Lacunae Matata I agree with the others, this is a very worrisome development. Security cams aren’t that expensive, but they only help after the fact. Check your yard before letting the dogs out. If he’s tossed something over the fence, you need to find it before the dogs do. And document, document, document.

A family member is donating a camera, and it will be here tomorrow.

I have another wee dilemma related to the neighbor. I Googled Mr. C to check something that my husband mentioned (Tony thought he was the previous owner of the local newspaper, in which case I was going to contact an old friend and former editor for any insight on how to deal with his … quirks, shall we say?) Turns out that Mr. C actually owned a printing company, not the newspaper. And that Tony and I graduated high school with his daughter and son-in-law. I’m friends with both of them on Facebook, well-enough acqainted to talk about kids and jobs and “remember when,” but not bosom buddies. I wonder whether I should contact Laura and express my concerns? If it were my parent behaving this way, I’d want to know. Maybe it’s a health issue, and he needs some oversight, or maybe it’s a personality issue, and he needs a responsible person to tell him to cut it out. Either way, I think I’d want to know. Tony seems to think it’s a bad idea, even though I’d certainly frame my communication as tactful concern… I don’t know.

WHY THE FUCK ARE KARDASHIANS SHOWING UP IN MY NEWSFEED ON FACEBOOK?

And Duggars.

What is this, Celebrate Breeding Idiot Month?

I have no idea, but I am about to nuke my online presence and lose facebook, google+, twittards in general and fuckLINKEDupIN. I have a buddy who works for a Norwegian ISP and he has offered to make me a totally bogus unlinked to anything account so I can have an entire fake identity online so I can still see facebook crap, follwo certain shit on twitter and link all sorts of google required crap. I figure that I really don’t need to have anything personal for following stuff on facebook, twitter and google+ and youtube.
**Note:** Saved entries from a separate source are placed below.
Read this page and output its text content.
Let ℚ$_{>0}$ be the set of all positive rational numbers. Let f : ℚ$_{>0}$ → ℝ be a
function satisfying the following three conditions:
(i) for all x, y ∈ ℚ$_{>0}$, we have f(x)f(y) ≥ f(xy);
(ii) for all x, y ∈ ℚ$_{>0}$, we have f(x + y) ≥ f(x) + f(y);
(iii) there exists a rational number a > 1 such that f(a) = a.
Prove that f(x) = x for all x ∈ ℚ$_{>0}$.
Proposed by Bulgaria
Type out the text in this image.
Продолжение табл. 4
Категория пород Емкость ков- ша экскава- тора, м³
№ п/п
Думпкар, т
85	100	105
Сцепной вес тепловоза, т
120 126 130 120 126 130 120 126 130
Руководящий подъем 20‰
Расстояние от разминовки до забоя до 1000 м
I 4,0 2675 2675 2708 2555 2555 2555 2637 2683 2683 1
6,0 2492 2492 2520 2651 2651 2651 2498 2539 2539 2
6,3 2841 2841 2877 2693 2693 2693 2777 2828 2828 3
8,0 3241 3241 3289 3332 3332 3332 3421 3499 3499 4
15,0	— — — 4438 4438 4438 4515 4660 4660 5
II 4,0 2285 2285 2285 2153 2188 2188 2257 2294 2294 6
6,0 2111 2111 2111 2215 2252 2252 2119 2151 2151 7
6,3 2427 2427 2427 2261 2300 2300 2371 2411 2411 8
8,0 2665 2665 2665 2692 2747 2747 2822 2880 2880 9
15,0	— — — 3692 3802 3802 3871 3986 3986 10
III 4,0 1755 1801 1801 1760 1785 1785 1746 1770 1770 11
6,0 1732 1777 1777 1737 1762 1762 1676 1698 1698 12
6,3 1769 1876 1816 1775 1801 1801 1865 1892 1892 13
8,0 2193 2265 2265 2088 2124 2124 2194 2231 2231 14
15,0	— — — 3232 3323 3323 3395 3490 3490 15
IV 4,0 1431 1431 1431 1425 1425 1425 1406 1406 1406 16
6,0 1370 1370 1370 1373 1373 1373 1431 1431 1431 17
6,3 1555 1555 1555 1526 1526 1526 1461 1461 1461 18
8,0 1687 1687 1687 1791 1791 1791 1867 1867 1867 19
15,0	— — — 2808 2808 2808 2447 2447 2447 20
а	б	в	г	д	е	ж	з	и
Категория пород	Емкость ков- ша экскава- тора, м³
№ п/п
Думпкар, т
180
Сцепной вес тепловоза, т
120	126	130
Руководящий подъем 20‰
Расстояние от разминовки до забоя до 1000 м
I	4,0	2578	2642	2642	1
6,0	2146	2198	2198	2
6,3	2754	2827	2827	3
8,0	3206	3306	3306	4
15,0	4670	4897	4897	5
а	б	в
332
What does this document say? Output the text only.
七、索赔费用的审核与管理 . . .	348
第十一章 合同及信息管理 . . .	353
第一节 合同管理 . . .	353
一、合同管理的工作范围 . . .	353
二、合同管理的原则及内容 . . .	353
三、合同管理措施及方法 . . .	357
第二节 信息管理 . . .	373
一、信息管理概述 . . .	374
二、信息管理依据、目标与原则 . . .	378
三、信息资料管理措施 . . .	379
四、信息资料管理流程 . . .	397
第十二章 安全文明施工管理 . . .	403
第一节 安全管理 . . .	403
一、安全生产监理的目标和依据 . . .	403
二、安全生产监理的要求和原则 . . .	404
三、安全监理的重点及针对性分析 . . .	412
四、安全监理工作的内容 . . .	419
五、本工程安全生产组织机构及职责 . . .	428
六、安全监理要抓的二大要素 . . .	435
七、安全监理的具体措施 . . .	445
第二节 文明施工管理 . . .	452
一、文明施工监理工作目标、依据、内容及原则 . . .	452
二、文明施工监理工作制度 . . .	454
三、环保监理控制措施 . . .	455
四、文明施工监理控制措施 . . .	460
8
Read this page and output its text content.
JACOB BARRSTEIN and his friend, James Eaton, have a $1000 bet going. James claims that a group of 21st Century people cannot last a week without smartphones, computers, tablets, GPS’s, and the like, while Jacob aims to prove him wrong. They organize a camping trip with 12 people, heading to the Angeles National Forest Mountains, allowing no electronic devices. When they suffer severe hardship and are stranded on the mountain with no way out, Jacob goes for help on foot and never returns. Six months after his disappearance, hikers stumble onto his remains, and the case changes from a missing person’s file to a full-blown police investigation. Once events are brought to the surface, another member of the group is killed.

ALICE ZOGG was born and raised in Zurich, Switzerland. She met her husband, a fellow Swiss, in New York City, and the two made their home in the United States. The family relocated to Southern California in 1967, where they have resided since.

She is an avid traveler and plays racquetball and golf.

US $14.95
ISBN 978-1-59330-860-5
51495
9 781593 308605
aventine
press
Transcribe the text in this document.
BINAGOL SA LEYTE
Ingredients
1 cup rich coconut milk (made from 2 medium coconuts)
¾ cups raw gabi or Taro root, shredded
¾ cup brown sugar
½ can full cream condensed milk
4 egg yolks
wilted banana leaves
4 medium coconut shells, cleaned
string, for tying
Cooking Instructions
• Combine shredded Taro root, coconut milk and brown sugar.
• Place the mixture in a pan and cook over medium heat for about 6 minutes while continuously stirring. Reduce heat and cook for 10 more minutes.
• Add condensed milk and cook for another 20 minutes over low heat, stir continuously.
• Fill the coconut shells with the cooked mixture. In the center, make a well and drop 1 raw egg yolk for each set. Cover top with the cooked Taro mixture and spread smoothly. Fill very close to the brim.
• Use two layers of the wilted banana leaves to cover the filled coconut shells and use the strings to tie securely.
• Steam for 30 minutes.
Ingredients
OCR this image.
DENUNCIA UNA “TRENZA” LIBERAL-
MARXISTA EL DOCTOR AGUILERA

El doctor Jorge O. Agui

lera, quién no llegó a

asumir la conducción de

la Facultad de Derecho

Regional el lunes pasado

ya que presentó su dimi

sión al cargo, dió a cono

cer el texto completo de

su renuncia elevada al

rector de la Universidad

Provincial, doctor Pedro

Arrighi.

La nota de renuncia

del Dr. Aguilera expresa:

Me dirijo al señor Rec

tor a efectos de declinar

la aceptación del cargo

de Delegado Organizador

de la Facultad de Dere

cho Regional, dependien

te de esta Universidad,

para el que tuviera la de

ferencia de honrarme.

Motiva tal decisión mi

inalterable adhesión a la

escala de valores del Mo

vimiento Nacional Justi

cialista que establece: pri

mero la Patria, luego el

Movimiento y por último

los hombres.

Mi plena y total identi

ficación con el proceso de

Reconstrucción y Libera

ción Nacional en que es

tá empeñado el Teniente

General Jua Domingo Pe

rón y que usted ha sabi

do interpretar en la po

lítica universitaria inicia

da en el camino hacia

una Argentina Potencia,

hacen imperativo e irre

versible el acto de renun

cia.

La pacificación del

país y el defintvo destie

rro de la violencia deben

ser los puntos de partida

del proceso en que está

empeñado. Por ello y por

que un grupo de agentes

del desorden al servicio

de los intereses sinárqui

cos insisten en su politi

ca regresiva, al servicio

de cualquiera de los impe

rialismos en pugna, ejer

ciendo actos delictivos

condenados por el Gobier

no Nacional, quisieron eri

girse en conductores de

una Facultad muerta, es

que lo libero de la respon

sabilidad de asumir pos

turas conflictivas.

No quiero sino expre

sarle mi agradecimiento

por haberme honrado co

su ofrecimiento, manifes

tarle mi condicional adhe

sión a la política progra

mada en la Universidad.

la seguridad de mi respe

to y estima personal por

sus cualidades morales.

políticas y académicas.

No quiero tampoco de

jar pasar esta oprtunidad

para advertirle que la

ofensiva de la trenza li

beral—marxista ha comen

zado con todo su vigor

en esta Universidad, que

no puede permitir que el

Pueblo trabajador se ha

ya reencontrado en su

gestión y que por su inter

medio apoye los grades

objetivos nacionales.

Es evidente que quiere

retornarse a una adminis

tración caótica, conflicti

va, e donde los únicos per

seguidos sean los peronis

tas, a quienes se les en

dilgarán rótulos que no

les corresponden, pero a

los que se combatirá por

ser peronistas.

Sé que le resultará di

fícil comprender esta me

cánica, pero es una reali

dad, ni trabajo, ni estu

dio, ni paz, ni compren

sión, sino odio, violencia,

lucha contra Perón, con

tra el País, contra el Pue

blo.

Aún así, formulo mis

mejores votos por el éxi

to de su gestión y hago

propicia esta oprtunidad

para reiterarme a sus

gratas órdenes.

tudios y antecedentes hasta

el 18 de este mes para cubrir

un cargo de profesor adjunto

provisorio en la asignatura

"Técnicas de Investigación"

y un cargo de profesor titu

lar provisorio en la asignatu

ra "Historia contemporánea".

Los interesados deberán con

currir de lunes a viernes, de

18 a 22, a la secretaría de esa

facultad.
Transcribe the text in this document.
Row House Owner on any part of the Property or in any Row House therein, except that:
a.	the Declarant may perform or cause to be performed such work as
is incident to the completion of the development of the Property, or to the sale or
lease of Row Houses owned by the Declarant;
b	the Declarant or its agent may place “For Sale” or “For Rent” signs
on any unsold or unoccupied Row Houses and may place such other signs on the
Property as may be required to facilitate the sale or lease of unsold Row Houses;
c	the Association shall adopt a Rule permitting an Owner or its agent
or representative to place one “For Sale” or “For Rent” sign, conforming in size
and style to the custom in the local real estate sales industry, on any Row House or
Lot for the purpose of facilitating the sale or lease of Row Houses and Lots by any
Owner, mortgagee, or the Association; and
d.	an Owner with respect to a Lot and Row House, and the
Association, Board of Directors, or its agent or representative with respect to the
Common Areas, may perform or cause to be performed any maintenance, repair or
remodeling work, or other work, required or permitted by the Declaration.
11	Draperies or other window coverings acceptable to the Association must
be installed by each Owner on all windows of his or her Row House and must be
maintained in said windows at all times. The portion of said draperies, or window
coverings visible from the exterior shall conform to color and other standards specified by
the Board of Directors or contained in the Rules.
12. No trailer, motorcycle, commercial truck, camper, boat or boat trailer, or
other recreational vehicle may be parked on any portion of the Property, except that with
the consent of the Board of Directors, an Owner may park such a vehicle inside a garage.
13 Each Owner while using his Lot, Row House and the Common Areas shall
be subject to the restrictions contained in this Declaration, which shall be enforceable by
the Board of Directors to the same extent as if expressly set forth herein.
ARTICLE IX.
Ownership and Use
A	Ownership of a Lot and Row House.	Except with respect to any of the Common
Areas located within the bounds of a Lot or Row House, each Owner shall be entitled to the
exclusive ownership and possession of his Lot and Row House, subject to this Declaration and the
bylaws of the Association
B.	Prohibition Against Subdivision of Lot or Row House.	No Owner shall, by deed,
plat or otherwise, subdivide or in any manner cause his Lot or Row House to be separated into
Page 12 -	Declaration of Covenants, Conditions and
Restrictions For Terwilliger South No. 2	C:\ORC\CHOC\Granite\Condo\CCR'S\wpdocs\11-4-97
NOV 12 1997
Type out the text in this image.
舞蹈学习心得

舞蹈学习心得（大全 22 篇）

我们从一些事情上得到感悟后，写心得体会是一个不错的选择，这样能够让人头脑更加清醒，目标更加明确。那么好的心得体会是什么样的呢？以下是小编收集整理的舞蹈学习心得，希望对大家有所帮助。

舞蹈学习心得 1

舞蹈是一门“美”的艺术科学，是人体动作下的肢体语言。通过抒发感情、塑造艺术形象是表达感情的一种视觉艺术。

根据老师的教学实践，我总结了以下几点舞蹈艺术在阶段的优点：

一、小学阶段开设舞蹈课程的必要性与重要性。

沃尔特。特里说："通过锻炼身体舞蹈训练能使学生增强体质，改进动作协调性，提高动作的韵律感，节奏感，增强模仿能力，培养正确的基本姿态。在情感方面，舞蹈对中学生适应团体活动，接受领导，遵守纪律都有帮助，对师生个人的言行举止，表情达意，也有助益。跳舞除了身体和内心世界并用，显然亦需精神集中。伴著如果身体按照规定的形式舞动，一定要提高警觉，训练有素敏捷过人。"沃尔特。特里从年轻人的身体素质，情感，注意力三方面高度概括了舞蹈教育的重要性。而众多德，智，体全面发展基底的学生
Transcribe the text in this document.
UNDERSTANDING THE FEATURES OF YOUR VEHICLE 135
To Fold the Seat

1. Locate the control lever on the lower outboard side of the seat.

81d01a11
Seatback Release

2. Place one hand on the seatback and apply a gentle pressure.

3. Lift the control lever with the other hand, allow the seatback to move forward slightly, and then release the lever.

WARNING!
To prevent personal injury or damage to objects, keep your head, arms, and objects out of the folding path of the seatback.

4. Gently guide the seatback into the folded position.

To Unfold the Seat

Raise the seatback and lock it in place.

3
Our washing machine loudly gave up the ghost today. From what we found online, when front-loaders do that hammering noise and stop moving…its dead.

OK, fine. Trash goes out tomorrow, and I have a hand truck and am perfectly capable of moving it to the curb. I pulled the wet kitteh beds out and tossed them into the tub for more rinsing, then pulled the washer out, and even remembered to turn the water off before I took the hoses off and successfully got it out to the curb.

Bill bent over to pick up the empty laundry basket and put his back out. The poor man can barely walk and I can see that his hips are going in one direction while his back twists in a different one.

Usually I love holidays, I decorated for this one…its kinda important to me. Now I’m just so worried and upset that my husband is hurt that I hate that he can’t get his back cracked until Tuesday.

The incomprehensible gobbledegook when adjusting settings in modern technology is so frustratingly bewildering. It really ought to be more user-friendly than it is.